23. Em função dos estratosféricos juros da dívida e também da intenção
restritiva do “ajuste”, os investimentos públicos sofrem enormes cortes. Do
mesmo modo, a demolição de direitos sociais, incluindo generalizar a
terceirização, significa extrair sangue de organismos anêmicos.
24. É inútil esperar resultados positivos de tais medidas, porque, na
atual estrutura, dominada pelos carteis transnacionais, e dada a infraestrutura
existente, nenhum “ajuste” levará a diminuir significativamente o “custo
Brasil”, qualquer que seja a taxa de câmbio.
25. Até mesmo as subsidiárias das transnacionais, que poderiam
apresentar custos competitivos, inclusive por não precisarem do crédito local,
absurdamente caro, preferem, em vez disso, auferir lucros fabulosos no país,
reforçados pelos incríveis subsídios que lhes dão a União, Estados e
municípios.
26. Elas remetem esses lucros ao exterior, disfarçados em despesas por
serviços, superfaturamento de importações (dos equipamentos, máquinas e
insumos) e subfaturamento de exportações.
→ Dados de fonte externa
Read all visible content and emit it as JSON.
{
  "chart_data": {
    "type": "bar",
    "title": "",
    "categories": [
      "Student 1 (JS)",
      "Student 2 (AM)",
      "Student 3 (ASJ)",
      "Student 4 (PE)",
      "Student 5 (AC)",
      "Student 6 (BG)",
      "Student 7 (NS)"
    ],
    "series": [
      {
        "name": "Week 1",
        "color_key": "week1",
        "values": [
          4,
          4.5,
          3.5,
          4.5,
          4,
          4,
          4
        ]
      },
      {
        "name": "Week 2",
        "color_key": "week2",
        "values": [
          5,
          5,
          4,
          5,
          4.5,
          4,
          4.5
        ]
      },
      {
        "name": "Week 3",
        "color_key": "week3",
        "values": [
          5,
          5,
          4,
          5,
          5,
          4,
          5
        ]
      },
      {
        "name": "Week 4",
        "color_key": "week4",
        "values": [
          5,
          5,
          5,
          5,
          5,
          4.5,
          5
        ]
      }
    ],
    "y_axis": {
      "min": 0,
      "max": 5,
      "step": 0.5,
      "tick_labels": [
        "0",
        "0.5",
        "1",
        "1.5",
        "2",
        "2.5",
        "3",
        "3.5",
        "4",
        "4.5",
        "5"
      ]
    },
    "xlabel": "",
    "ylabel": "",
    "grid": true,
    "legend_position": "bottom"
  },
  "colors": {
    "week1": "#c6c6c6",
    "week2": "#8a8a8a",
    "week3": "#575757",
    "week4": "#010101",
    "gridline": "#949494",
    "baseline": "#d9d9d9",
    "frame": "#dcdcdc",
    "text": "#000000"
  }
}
Assim, seus custos são forçosamente
altos.
27. Já as empresas de capital nacional vêm sendo alijadas do mercado,
desde 1954. Além de não contarem com as vantagens dos incentivos e subsídios,
que só as transnacionais estão em condições de aproveitar, elas foram
desfavorecidas pelas políticas públicas e deixadas à mercê das práticas
monopolistas dos carteis multinacionais.
28. A política de crédito as afeta de modo especialmente agudo, pois os
juros que despendem são múltiplos da taxa dos títulos públicos. Já as
transnacionais, além de não necessitarem de crédito, bastando-lhes reinvestir
pequena parcela dos lucros, têm acesso a crédito barato no exterior.
29. A partir dos anos 90 e após a devastação produzida pela dívida
externa, passou-se às indecentes privatizações, já que a classe dominante eram
os controladores das transnacionais, cujos governos impõem suas vontades,
diretamente e através de agentes, cooptados e corrompidos.
30. Sob o modelo dependente, o país carece de poder armado e financeiro
para fazer valer seus interesses na esfera mundial, e sua inserção externa é a
pior possível, pois os segmentos de maior valor agregado e maior emprego de
tecnologia são controlados pelos carteis mundiais.
31. A própria infraestrutura, como a dos transportes, inclusive em sua
orientação geográfica, foi desenhada para servir o interesse das corporações
estrangeiras, tal como a escolha dos investimentos, priorizando a extração de
minérios em escalas imensas, com pouco ou nenhum processamento no país.
32. Também na agricultura privilegia-se a grande escala, segundo as
regras dos carteis mundiais do agronegócio e suas tradings, abusando-se dos
agrotóxicos, transgênicos e fertilizantes químicos, para grande dano dos solos
e da saúde pública.
33. Entre os grandes escárnios ilustrativos da submissão do Brasil à
condição de periferia imperial é a Lei Kandir, que isenta de tributos as
exportações primárias. A Inglaterra entendeu, já no Século 13, que era vital
sair dessa condição, quando a lã de seus carneiros ia para as indústrias de
Flandres e da Itália.
Adriano Benayon é doutor em Economia pela Universidade de Hamburgo e
autor do livro Globalização versus Desenvolvimento.